Friday, April 01, 2011

Federal election history 5 and 6, 1882 and 1887

A couple of pretty dull elections here, 'tseems, and if we are going to wrap up by May 1, we have to move along.  Both elections saw the Conservative government of Prime Minister Macdonald re-elected without great change in standings in the House of Commons.

Canadians in the Northwest Territories did have their right to vote acknowledged in time for the 1887 election, but the 1885 conflict in the Red  South Saskatchewan River valley did not greatly change the results.  The conservatives lost seats in Quebec, but most of the leading francophone cabinet ministers did fine.

More interesting, perhaps, was the corruption of election processes.  Canada had not yet started to tamper with the constitutional principle of the equality-of-votes required by the BNA's rep-by-pop provisions.  But in Elections Acts in 1882 and 1885, Macdonald ruthlessly and cynically revised consitituency boundaries to gerrymander Liberal seats out of existence and create new Conservative ones.
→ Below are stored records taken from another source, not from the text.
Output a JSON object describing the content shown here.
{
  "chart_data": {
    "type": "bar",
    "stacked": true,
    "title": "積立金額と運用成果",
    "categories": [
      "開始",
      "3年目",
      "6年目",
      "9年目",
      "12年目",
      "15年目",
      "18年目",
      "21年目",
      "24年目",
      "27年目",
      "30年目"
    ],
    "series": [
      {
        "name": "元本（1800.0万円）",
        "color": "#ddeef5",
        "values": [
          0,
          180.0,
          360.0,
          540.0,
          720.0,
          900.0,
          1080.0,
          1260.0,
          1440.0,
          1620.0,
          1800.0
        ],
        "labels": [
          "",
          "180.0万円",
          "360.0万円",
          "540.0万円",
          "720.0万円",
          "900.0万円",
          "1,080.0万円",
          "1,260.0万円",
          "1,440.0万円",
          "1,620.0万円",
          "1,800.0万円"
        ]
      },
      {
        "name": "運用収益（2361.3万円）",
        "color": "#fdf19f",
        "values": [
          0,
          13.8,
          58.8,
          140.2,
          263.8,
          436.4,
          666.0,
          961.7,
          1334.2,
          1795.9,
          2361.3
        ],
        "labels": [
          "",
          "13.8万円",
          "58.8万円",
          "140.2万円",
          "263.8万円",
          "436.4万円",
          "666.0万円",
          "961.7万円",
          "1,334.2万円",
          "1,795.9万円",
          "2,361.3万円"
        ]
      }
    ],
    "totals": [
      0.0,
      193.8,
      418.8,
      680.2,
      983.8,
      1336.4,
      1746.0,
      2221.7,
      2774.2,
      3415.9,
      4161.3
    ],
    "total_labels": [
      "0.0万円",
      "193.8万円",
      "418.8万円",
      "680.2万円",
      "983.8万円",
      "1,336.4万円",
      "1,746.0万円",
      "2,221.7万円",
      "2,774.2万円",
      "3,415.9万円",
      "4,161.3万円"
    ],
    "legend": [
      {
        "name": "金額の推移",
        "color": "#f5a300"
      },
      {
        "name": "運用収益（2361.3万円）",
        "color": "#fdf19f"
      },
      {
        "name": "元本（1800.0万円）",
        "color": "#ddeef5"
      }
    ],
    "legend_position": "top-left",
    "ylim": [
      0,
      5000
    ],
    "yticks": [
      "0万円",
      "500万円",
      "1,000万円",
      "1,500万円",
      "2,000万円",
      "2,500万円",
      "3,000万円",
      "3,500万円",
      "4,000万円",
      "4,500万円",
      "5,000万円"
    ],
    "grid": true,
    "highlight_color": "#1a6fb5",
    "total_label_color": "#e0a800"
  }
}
Also in 1885, Macdonald created federal voting standards for the first time.  Since confederation, the federal elections had followed provincial rules, different in each province, on eligibility to vote and other voting procedures.  Liberals, including Wilfrid Laurier, denounced the 1885 creation of federal rules as a betrayal of the confederation bargain and a centralist assault on provincial autonomy. When he got into power, he'd change back to the provincial rules.

At first reading of the 1885 elections act, Macdonald proposed to enfranchise women. "I can only say that personally, I am strongly convinced, and every year for many years I have become more strongly convinced, of the justice of giving women otherwise qualified the suffrage. I am strongly of that opinion, and have been for a good many years." The provision was soon written out of the bill; it seems Macdonald was not serious about it.  But it got him a lot of good press in suffragist circles, though more outside Canada than inside.